Still, skeptics claim that a smarter network could be even more complicated and thus failure-prone than the original bare-bones Internet. Conventional wisdom holds that the network should remain dumb, but that the smart devices at its ends should become smarter. “I’m not happy with the current state of affairs. I’m not happy with spam; I’m not happy with the amount of vulnerability to various forms of attack,” says Vinton Cerf, one of the inventors of the Internet’s basic protocols, who recently joined Google with a job title created just for him: chief Internet evangelist. “I do want to distinguish that the primary vectors causing a lot of trouble are penetrating holes in operating systems. It’s more like the operating systems don’t protect themselves very well. An argument could be made, ‘Why does the network have to do that?’”

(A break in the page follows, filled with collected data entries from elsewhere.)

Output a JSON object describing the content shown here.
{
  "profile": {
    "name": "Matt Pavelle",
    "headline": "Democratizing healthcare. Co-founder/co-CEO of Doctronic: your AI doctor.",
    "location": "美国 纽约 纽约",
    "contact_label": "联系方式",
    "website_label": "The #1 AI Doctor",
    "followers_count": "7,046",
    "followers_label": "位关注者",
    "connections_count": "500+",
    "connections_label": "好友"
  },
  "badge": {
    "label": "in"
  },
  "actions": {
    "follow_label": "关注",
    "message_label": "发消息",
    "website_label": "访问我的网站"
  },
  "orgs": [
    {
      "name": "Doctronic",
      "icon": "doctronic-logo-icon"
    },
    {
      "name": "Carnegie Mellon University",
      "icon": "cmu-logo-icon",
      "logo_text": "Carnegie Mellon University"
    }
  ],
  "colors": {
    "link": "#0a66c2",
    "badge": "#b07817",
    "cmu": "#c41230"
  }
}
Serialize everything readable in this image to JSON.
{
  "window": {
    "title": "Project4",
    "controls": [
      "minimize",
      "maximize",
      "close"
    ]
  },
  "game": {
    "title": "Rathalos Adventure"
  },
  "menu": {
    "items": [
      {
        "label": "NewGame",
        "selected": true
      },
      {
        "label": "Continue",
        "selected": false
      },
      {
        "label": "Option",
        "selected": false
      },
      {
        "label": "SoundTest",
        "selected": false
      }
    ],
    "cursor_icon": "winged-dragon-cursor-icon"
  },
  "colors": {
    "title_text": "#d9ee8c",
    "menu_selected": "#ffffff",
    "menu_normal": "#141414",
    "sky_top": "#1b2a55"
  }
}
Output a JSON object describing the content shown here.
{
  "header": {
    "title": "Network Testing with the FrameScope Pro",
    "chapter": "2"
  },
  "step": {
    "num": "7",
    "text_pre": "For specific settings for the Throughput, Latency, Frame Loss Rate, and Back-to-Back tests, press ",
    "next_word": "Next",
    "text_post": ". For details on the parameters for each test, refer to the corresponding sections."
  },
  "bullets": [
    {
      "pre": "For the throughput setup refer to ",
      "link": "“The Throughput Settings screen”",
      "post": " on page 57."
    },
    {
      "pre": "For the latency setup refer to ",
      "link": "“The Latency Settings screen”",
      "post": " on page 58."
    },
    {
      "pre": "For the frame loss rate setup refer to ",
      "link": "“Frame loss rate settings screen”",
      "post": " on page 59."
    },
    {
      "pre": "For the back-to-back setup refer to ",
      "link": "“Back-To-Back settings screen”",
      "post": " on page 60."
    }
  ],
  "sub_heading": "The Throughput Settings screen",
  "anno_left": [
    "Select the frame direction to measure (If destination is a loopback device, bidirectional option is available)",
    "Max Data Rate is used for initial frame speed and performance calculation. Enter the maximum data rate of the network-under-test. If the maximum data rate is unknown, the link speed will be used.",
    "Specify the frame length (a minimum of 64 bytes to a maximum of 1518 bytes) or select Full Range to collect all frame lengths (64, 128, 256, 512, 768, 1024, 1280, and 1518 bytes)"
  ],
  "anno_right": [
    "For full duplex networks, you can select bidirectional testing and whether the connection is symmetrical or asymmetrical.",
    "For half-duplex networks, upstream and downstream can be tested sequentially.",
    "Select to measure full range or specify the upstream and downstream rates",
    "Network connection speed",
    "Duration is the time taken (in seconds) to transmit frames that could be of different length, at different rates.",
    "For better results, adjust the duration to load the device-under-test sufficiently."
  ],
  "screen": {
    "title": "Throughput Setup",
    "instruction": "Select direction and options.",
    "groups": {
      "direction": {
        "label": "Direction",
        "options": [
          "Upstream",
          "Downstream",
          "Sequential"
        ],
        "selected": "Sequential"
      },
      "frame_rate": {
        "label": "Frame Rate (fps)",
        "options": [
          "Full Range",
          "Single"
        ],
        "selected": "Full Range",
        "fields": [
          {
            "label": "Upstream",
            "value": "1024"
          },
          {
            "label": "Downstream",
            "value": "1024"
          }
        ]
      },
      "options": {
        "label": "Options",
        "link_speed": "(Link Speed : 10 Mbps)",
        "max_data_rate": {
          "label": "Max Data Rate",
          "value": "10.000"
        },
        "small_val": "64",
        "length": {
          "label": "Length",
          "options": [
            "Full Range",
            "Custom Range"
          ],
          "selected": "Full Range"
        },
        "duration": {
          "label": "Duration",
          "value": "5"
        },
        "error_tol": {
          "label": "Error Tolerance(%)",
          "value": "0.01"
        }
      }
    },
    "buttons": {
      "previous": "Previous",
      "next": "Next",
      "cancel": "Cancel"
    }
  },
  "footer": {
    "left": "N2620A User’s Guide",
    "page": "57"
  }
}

According to Cerf, the more you ask the network to examine data – to authenticate a person’s identity, say, or search for viruses – the less efficiently it will move the data around. “It’s really hard to have a network-level thing do this stuff, which means you have to assemble the packets into something bigger and thus violate all the protocols,” Cerf says. “That takes a heck of a lot of resources.” Still, Cerf sees value in the new NSF initiative. “If Dave Clark…sees some notions and ideas that would be dramatically better than what we have, I think that’s important and healthy,” Cerf says. “I sort of wonder about something, though. The collapse of the Net, or a major security disaster, has been predicted for a decade now.” And of course no such disaster has occurred – at least not by the time this issue of Technology Review went to press.